Hanny Pijnenborg, gynaecologisch oncoloog Radboudumc Nijmegen en voorzitter MAR, verzorgde de plenaire sessie over 'Ontwikkelingen gynaecologische oncologie'

Presentatie

Verslag workshop 'Ontwikkelingen gynaecologische oncologie'

Eén op de twee mensen in Nederland zal in de toekomst kanker krijgen. Dit komt door allerlei oorzaken. Bijvoorbeeld door roken, ongezonde leefstijl of door slechte chemische stoffen bijvoorbeeld PFAS.

In de toekomst zal meer ingezet worden op preventie, dus het voorkomen van kanker. Nieuwe ontwikkelingen in de diagnostiek. Diagnostiek zijn de onderzoeken die gedaan worden om de ziekte vast te stellen. Daarnaast zullen waarschijnlijk de behandelingen op maat zijn. Met andere woorden het geven van een persoonsgerichte behandeling.
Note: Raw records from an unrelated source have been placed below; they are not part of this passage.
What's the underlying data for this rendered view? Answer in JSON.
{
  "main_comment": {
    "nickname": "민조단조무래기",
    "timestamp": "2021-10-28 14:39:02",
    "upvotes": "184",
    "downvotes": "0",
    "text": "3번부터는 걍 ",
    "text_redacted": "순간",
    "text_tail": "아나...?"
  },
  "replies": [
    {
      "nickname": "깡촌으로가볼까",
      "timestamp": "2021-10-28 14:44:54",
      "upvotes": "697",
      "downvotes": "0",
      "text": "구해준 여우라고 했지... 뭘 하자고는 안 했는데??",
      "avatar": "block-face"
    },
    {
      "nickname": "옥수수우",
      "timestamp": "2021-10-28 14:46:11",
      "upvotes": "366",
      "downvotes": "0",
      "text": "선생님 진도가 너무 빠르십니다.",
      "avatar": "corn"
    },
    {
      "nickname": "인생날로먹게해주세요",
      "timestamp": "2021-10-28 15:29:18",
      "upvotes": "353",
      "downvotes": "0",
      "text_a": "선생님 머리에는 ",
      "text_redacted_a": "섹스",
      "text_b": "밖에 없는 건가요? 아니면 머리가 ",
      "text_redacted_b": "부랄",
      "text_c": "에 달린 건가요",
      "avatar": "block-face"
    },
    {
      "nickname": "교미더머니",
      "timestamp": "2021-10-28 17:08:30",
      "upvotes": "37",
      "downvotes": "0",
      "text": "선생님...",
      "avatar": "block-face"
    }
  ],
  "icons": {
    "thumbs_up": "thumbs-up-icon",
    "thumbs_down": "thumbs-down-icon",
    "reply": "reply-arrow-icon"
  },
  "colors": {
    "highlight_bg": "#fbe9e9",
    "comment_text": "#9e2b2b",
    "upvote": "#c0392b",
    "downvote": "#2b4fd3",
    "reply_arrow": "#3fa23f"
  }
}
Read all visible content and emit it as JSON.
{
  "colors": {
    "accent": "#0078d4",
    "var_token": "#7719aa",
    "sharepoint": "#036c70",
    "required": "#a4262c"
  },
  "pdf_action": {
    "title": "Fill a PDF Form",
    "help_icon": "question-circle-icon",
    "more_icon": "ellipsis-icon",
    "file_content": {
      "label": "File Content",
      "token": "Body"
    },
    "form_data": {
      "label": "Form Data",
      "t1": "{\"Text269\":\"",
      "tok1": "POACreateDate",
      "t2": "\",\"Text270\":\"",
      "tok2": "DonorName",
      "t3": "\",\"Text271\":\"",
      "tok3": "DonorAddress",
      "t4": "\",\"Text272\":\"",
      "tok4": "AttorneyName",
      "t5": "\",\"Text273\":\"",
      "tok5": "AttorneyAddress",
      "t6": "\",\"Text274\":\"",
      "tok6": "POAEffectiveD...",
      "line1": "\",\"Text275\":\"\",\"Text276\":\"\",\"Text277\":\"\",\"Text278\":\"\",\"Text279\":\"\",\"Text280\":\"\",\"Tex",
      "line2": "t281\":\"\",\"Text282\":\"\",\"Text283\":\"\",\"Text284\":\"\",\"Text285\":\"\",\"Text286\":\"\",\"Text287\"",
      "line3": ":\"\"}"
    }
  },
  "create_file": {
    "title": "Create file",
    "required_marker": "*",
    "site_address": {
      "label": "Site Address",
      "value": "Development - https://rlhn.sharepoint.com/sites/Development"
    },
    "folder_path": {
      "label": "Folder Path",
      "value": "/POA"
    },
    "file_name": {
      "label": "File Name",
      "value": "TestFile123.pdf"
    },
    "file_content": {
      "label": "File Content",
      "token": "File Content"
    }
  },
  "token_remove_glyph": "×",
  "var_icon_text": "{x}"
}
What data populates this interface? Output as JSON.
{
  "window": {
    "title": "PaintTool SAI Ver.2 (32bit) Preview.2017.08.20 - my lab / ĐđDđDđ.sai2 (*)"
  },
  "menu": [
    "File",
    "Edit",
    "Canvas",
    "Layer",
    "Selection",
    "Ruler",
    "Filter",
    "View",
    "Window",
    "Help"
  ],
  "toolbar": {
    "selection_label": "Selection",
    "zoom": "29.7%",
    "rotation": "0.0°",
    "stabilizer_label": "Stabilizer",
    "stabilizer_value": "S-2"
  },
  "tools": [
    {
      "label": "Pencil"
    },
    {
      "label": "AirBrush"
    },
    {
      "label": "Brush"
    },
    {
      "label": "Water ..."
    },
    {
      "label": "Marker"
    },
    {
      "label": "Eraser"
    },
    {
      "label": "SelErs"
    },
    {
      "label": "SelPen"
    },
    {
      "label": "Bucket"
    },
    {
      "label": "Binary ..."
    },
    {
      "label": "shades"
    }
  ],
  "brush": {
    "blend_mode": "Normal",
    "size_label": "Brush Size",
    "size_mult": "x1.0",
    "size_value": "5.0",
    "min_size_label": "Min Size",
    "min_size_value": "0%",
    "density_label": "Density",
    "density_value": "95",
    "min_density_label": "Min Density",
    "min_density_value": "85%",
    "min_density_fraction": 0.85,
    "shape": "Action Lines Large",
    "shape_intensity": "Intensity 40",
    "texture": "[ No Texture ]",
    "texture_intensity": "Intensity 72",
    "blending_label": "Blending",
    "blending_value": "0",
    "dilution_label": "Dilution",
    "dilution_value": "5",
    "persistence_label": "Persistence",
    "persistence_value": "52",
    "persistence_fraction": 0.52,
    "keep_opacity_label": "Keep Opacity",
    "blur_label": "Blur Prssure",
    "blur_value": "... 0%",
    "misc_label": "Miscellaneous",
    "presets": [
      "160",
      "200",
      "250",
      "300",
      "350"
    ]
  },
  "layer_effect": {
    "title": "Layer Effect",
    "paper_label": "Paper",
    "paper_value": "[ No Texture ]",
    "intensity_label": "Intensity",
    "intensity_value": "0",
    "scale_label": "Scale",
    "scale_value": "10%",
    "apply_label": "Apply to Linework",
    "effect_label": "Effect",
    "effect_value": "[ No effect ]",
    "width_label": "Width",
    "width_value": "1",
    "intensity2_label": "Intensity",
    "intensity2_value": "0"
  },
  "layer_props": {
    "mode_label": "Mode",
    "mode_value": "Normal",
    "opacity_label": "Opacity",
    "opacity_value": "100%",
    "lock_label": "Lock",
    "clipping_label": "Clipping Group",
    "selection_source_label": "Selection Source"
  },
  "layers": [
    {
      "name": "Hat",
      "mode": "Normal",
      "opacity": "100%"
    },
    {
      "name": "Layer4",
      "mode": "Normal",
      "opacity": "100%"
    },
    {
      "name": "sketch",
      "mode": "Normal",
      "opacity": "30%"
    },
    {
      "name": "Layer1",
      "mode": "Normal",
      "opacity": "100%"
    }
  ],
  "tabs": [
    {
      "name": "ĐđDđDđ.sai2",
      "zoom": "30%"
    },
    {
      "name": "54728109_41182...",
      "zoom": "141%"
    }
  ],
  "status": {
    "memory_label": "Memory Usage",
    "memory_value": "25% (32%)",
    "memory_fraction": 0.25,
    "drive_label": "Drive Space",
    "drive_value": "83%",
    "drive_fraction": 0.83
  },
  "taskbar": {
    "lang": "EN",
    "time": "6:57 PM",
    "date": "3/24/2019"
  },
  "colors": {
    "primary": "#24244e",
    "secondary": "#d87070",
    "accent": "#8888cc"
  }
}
Wat zijn de risicofactoren bij gynaecologische kanker en wat kun je aan preventie doen om deze te verminderen?
Voor baarmoederhalskanker is het bekend dat roken of het hebben van het HPV virus een verhoogde kans op kanker geeft. Waarschijnlijk speelt bij schaamlipkanker ook het HPV virus een rol.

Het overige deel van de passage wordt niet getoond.